As a political matter, One Health requires a refocusing of public health to maximize the wellbeing of life. Factors such as biodiversity need to be taken into consideration. Practices that support biodiversity must be prioritized with input from every organism, setting health policy by consensus. 

The challenge of attaining consensus is nontrivial, but the importance of doing so exceeds the difficulties. Humans have assumed too much for too long, leading the planet from extraordinary habitability to anthropogenic climate change and mass-extinction.

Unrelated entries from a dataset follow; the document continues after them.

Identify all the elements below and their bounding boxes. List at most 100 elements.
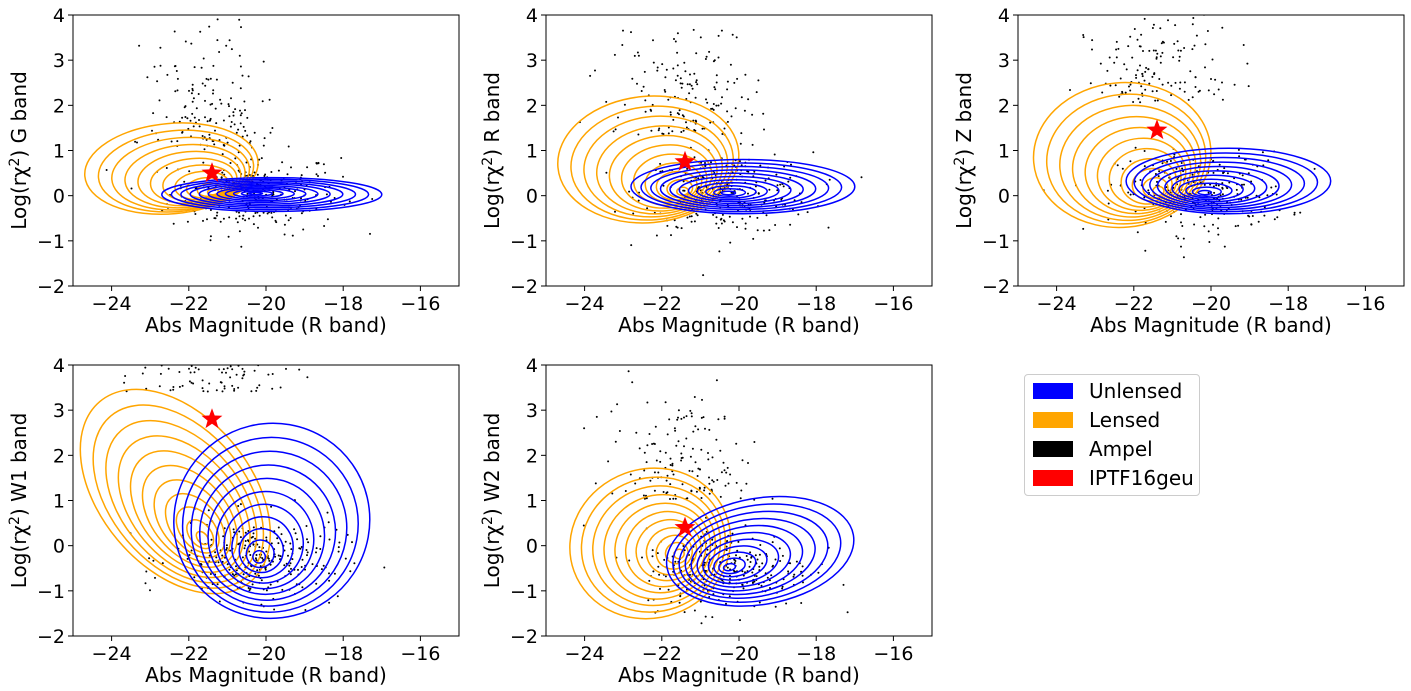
ampel-point <box>685 121 687 124</box>
lensed-contour <box>595 125 724 215</box>
unlensed-contour <box>665 495 855 607</box>
ampel-point <box>779 183 782 186</box>
lensed-contour <box>608 134 718 212</box>
ampel-point <box>731 33 734 36</box>
ampel-point <box>643 451 646 454</box>
ampel-point <box>671 462 674 465</box>
ampel-point <box>665 68 668 71</box>
unlensed-contour <box>1171 174 1256 203</box>
ampel-point <box>232 111 235 114</box>
ampel-point <box>266 212 269 215</box>
ampel-point <box>637 199 640 202</box>
ampel-point <box>760 584 763 587</box>
ampel-point <box>230 121 233 123</box>
unlensed-contour <box>696 531 792 588</box>
plot-area <box>83 18 383 248</box>
ampel-point <box>267 373 270 376</box>
ampel-point <box>722 219 725 222</box>
ampel-point <box>183 180 186 183</box>
ampel-point <box>141 372 144 375</box>
ampel-point <box>252 526 255 529</box>
ampel-point <box>708 492 711 495</box>
ampel-point <box>743 109 746 112</box>
ampel-point <box>153 65 156 68</box>
ampel-point <box>695 490 698 493</box>
ampel-point <box>691 470 694 473</box>
ampel-point <box>348 200 351 203</box>
ampel-point <box>1275 193 1278 196</box>
ampel-point <box>621 44 624 46</box>
ampel-point <box>1125 68 1128 71</box>
ampel-point <box>201 82 204 85</box>
ampel-point <box>781 554 784 557</box>
ampel-point <box>251 343 253 345</box>
lensed-contour <box>557 95 740 224</box>
ampel-point <box>675 444 678 447</box>
ampel-point <box>156 80 159 83</box>
unlensed-contour <box>190 450 348 607</box>
ampel-point <box>662 184 665 187</box>
ampel-point <box>715 438 718 441</box>
ampel-point <box>205 77 208 80</box>
ampel-point <box>664 76 667 79</box>
ampel-point <box>247 530 250 532</box>
ampel-point <box>628 559 631 562</box>
ampel-point <box>763 128 765 131</box>
ampel-point <box>223 387 226 390</box>
ampel-point <box>1212 159 1215 162</box>
ampel-point <box>228 216 231 219</box>
ampel-point <box>671 464 674 467</box>
ampel-point <box>656 66 659 69</box>
ampel-point <box>757 79 760 82</box>
ampel-point <box>680 227 683 230</box>
ampel-point <box>695 79 698 82</box>
ampel-point <box>1164 220 1167 223</box>
ampel-point <box>672 497 675 500</box>
ampel-point <box>655 234 658 237</box>
ampel-point <box>744 222 747 225</box>
ampel-point <box>140 337 142 339</box>
ampel-point <box>1215 184 1218 187</box>
unlensed-contour <box>1185 182 1233 199</box>
ampel-point <box>249 554 252 556</box>
ampel-point <box>166 73 169 76</box>
ampel-point <box>323 225 326 227</box>
ampel-point <box>706 101 709 104</box>
ampel-point <box>685 415 688 418</box>
ampel-point <box>204 99 206 102</box>
ampel-point <box>1198 89 1201 92</box>
ampel-point <box>758 553 761 556</box>
ampel-point <box>768 188 771 191</box>
ampel-point <box>751 582 754 584</box>
ampel-point <box>642 494 645 497</box>
ampel-point <box>757 192 760 195</box>
ampel-point <box>736 549 739 552</box>
y-tick-label: 1 <box>526 491 538 513</box>
ampel-point <box>320 568 323 571</box>
ampel-point <box>216 39 219 42</box>
ampel-point <box>675 225 678 228</box>
ampel-point <box>1128 85 1130 88</box>
ampel-point <box>238 530 241 533</box>
ampel-point <box>708 50 711 53</box>
ampel-point <box>222 342 224 344</box>
ampel-point <box>712 213 715 216</box>
ampel-point <box>708 476 710 479</box>
ampel-point <box>252 215 255 218</box>
ampel-point <box>749 215 751 218</box>
ampel-point <box>741 584 744 586</box>
ampel-point <box>148 557 151 560</box>
ampel-point <box>1109 84 1112 87</box>
ampel-point <box>1191 173 1194 176</box>
ampel-point <box>254 212 257 214</box>
ampel-point <box>174 65 177 67</box>
ampel-point <box>1221 81 1223 84</box>
ampel-point <box>679 77 682 80</box>
x-tick-label: −18 <box>323 643 363 665</box>
ampel-point <box>697 428 700 431</box>
ampel-point <box>216 211 219 214</box>
unlensed-contour <box>707 545 768 581</box>
ampel-point <box>306 538 308 541</box>
ampel-point <box>145 570 148 573</box>
ampel-point <box>739 142 742 145</box>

The conditions of wellbeing on Earth are best understood as conditions that support planetary biodiversity through deep time. Biodiversity is best understood to encompass multiple dimensions of difference, such as genomics, niche, and biological complexity. 

Crucially, there is no universal optimum that endures over the long term. Before humans came to be predominant, biodiversity was constantly negotiated. Consensus emerged as a matter of self-organization, which had to be dynamic because planetary conditions were unstable. We might take initial steps toward reviving that process by convening a planetary wellbeing convention in which the expressed and observed needs of all species are considered collectively, to assess whether their common interests are being met and to negotiate terms for maximal habitability in the environmental conditions of the moment. As an annual event, the convention could decide environmental policy.

Given all the evidence that people are healthier in a healthy environment – as the scientifically-trained heirs to Hippocrates recognize today – the human benefits of planetary wellbeing are undeniable. But departments of health and the World Health Organization should not be guided by those secondary advantages. One Health must remain oriented toward one patient. That patient is Earth.

Jonathon Keats is a research associate at the University of Arizona Desert Laboratory and Consulting Philosopher for Earth Law Center. He is also the author of six books, most recently You Belong to the Universe: Buckminster Fuller and the Future, published by Oxford University Press.